Anyone who's heard me speaking on the Three Waters Reform in Napier City Council meetings will know that I am in favour of the government's reform programme.
I'm aware that feelings are running high on this issue and that I'm currently alone on our council in supporting the government's reform. I respect my colleagues' position but I hold a different opinion.
I know from conversations in the community that there are others out there who also support the reforms; and as someone with a track record of speaking out on what I believe in, I stand in agreement.
There's no argument that three waters infrastructure across the country have been underfunded and pose health risks for people.
Every year tens of thousands of kiwis get sick from poor quality drinking water. Each week we hear of more instances of failure of our water networks, whether it be having sewage running in the streets of Wellington; the leak in our own wastewater pipes that discharge into Hawke Bay; the lead content in Waikouiti's water approaching dangerous levels; and Westport's situation, where they are facing running out of water.
All councils agree that the status quo is not an option. Three Waters reform to remedy this is both necessary and overdue.
They all want our communities, towns and country areas to have safe water services without huge rates increases.
New rules about drinking water and the improved delivery of waste and stormwater under the water services regulator, Taumata Arowai, will address these issues; but paying for the necessary infrastructure upgrades is a potential financial time bomb for ratepayers.

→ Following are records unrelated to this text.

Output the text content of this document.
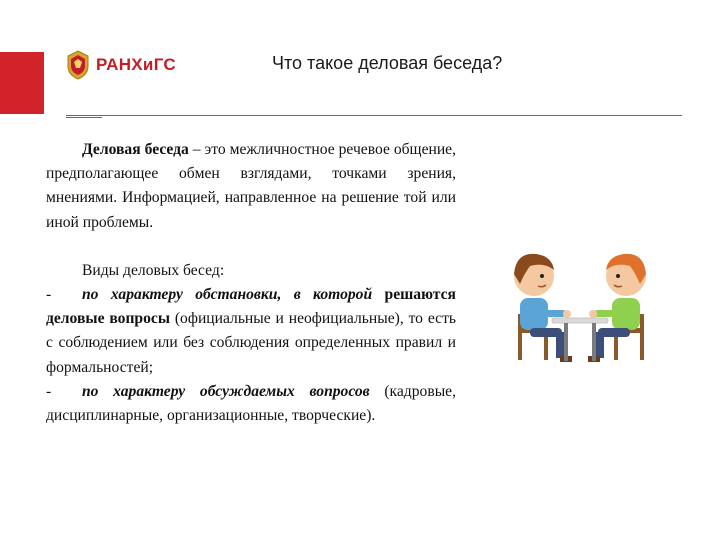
РАНХиГС	Что такое деловая беседа?

Деловая беседа – это межличностное речевое общение, предполагающее обмен взглядами, точками зрения, мнениями. Информацией, направленное на решение той или иной проблемы.

Виды деловых бесед:

- по характеру обстановки, в которой решаются деловые вопросы (официальные и неофициальные), то есть с соблюдением или без соблюдения определенных правил и формальностей;

- по характеру обсуждаемых вопросов (кадровые, дисциплинарные, организационные, творческие).
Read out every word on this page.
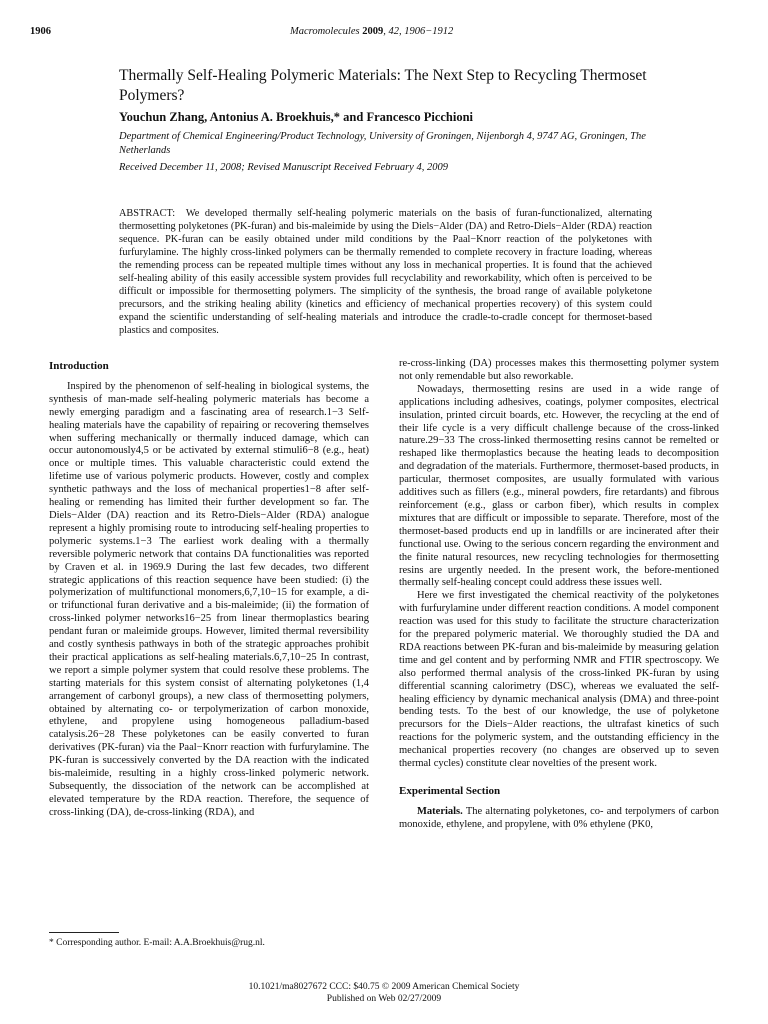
1906	Macromolecules 2009, 42, 1906−1912
Thermally Self-Healing Polymeric Materials: The Next Step to Recycling Thermoset Polymers?
Youchun Zhang, Antonius A. Broekhuis,* and Francesco Picchioni
Department of Chemical Engineering/Product Technology, University of Groningen, Nijenborgh 4, 9747 AG, Groningen, The Netherlands
Received December 11, 2008; Revised Manuscript Received February 4, 2009
ABSTRACT: We developed thermally self-healing polymeric materials on the basis of furan-functionalized, alternating thermosetting polyketones (PK-furan) and bis-maleimide by using the Diels−Alder (DA) and Retro-Diels−Alder (RDA) reaction sequence. PK-furan can be easily obtained under mild conditions by the Paal−Knorr reaction of the polyketones with furfurylamine. The highly cross-linked polymers can be thermally remended to complete recovery in fracture loading, whereas the remending process can be repeated multiple times without any loss in mechanical properties. It is found that the achieved self-healing ability of this easily accessible system provides full recyclability and reworkability, which often is perceived to be difficult or impossible for thermosetting polymers. The simplicity of the synthesis, the broad range of available polyketone precursors, and the striking healing ability (kinetics and efficiency of mechanical properties recovery) of this system could expand the scientific understanding of self-healing materials and introduce the cradle-to-cradle concept for thermoset-based plastics and composites.
Introduction

Inspired by the phenomenon of self-healing in biological systems, the synthesis of man-made self-healing polymeric materials has become a newly emerging paradigm and a fascinating area of research.1−3 Self-healing materials have the capability of repairing or recovering themselves when suffering mechanically or thermally induced damage, which can occur autonomously4,5 or be activated by external stimuli6−8 (e.g., heat) once or multiple times. This valuable characteristic could extend the lifetime use of various polymeric products. However, costly and complex synthetic pathways and the loss of mechanical properties1−8 after self-healing or remending has limited their further development so far. The Diels−Alder (DA) reaction and its Retro-Diels−Alder (RDA) analogue represent a highly promising route to introducing self-healing properties to polymeric systems.1−3 The earliest work dealing with a thermally reversible polymeric network that contains DA functionalities was reported by Craven et al. in 1969.9 During the last few decades, two different strategic applications of this reaction sequence have been studied: (i) the polymerization of multifunctional monomers,6,7,10−15 for example, a di- or trifunctional furan derivative and a bis-maleimide; (ii) the formation of cross-linked polymer networks16−25 from linear thermoplastics bearing pendant furan or maleimide groups. However, limited thermal reversibility and costly synthesis pathways in both of the strategic approaches prohibit their practical applications as self-healing materials.6,7,10−25 In contrast, we report a simple polymer system that could resolve these problems. The starting materials for this system consist of alternating polyketones (1,4 arrangement of carbonyl groups), a new class of thermosetting polymers, obtained by alternating co- or terpolymerization of carbon monoxide, ethylene, and propylene using homogeneous palladium-based catalysis.26−28 These polyketones can be easily converted to furan derivatives (PK-furan) via the Paal−Knorr reaction with furfurylamine. The PK-furan is successively converted by the DA reaction with the indicated bis-maleimide, resulting in a highly cross-linked polymeric network. Subsequently, the dissociation of the network can be accomplished at elevated temperature by the RDA reaction. Therefore, the sequence of cross-linking (DA), de-cross-linking (RDA), and

re-cross-linking (DA) processes makes this thermosetting polymer system not only remendable but also reworkable.

Nowadays, thermosetting resins are used in a wide range of applications including adhesives, coatings, polymer composites, electrical insulation, printed circuit boards, etc. However, the recycling at the end of their life cycle is a very difficult challenge because of the cross-linked nature.29−33 The cross-linked thermosetting resins cannot be remelted or reshaped like thermoplastics because the heating leads to decomposition and degradation of the materials. Furthermore, thermoset-based products, in particular, thermoset composites, are usually formulated with various additives such as fillers (e.g., mineral powders, fire retardants) and fibrous reinforcement (e.g., glass or carbon fiber), which results in complex mixtures that are difficult or impossible to separate. Therefore, most of the thermoset-based products end up in landfills or are incinerated after their functional use. Owing to the serious concern regarding the environment and the finite natural resources, new recycling technologies for thermosetting resins are urgently needed. In the present work, the before-mentioned thermally self-healing concept could address these issues well.

Here we first investigated the chemical reactivity of the polyketones with furfurylamine under different reaction conditions. A model component reaction was used for this study to facilitate the structure characterization for the prepared polymeric material. We thoroughly studied the DA and RDA reactions between PK-furan and bis-maleimide by measuring gelation time and gel content and by performing NMR and FTIR spectroscopy. We also performed thermal analysis of the cross-linked PK-furan by using differential scanning calorimetry (DSC), whereas we evaluated the self-healing efficiency by dynamic mechanical analysis (DMA) and three-point bending tests. To the best of our knowledge, the use of polyketone precursors for the Diels−Alder reactions, the ultrafast kinetics of such reactions for the polymeric system, and the outstanding efficiency in the mechanical properties recovery (no changes are observed up to seven thermal cycles) constitute clear novelties of the present work.

Experimental Section

Materials. The alternating polyketones, co- and terpolymers of carbon monoxide, ethylene, and propylene, with 0% ethylene (PK0,

* Corresponding author. E-mail: A.A.Broekhuis@rug.nl.
10.1021/ma8027672 CCC: $40.75 © 2009 American Chemical Society
Published on Web 02/27/2009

Across the country, the work that needs to be done is estimated to cost between $120 and $185 billion.
The government's reform programme is designed to enable this to happen, for us all to benefit from economies of scale that will enable borrowing to improve our infrastructure in order to meet the new regulations.
Scale is important as further professionalising the industry will give it the scale and the opportunity to deliver a very large capital programme as efficiently and effectively as possible.
Whether or not Three Waters will solve all the problems, the idea of the government "stealing" already publicly-owned assets is false. They will remain in public ownership with legislative protection against privatisation.
Here in Hawke's Bay, our five councils have put forward our own local proposal to meet the new standards, covering the whole region.
As good as it is, this model cannot operate in the same economy of scale that the government's reform proposal does; and nor does it solve the problem for any other part of New Zealand, which the reform programme does.
With our Council voting this week on our biggest rates increase in 20 years, at 9.8 per cent, I worry how far the $404 million already in our Long Term Plan for water will take us through the reforms and what future rates rises we may face without government support.
It is ironic that the Taxpayers Union, who are always critical of our rates increases, are opposed to councils combining our assets to deliver this reform nationwide.
However, what they are notably opposed to is that the proposed reforms would establish four new public entities, collectively owned by councils, and co-steered with iwi.
Far from being something to fear, Māori involvement in Three Waters governance is an opportunity to share knowledge, culture and expertise for the benefit of everyone.
Our regional Three Waters proposal has a co-governance element built in as well, but to my knowledge none of our local Māori entities have signed up to endorse the proposal.
Basically we all want water services to work without being cripplingly expensive. People don't want to be poisoned by their drinking water, or have brown water coming from their taps, or have waste water flowing into the Estuary.
We want these services to stay in public ownership, making the necessary improvements with the lowest rates rises. The question is, can local government do this more cheaply and effectively than central government?
As former Ngati Kahungunu Iwi chief Ngahiwi Tomoana put it: "the issues are simple.
"Ensuring clean, equitable, affordable water services for everyone, while protecting human health and the environment, should be bottom lines for all communities."
The government's reform programme, in my mind, gives us the best opportunity to do just that.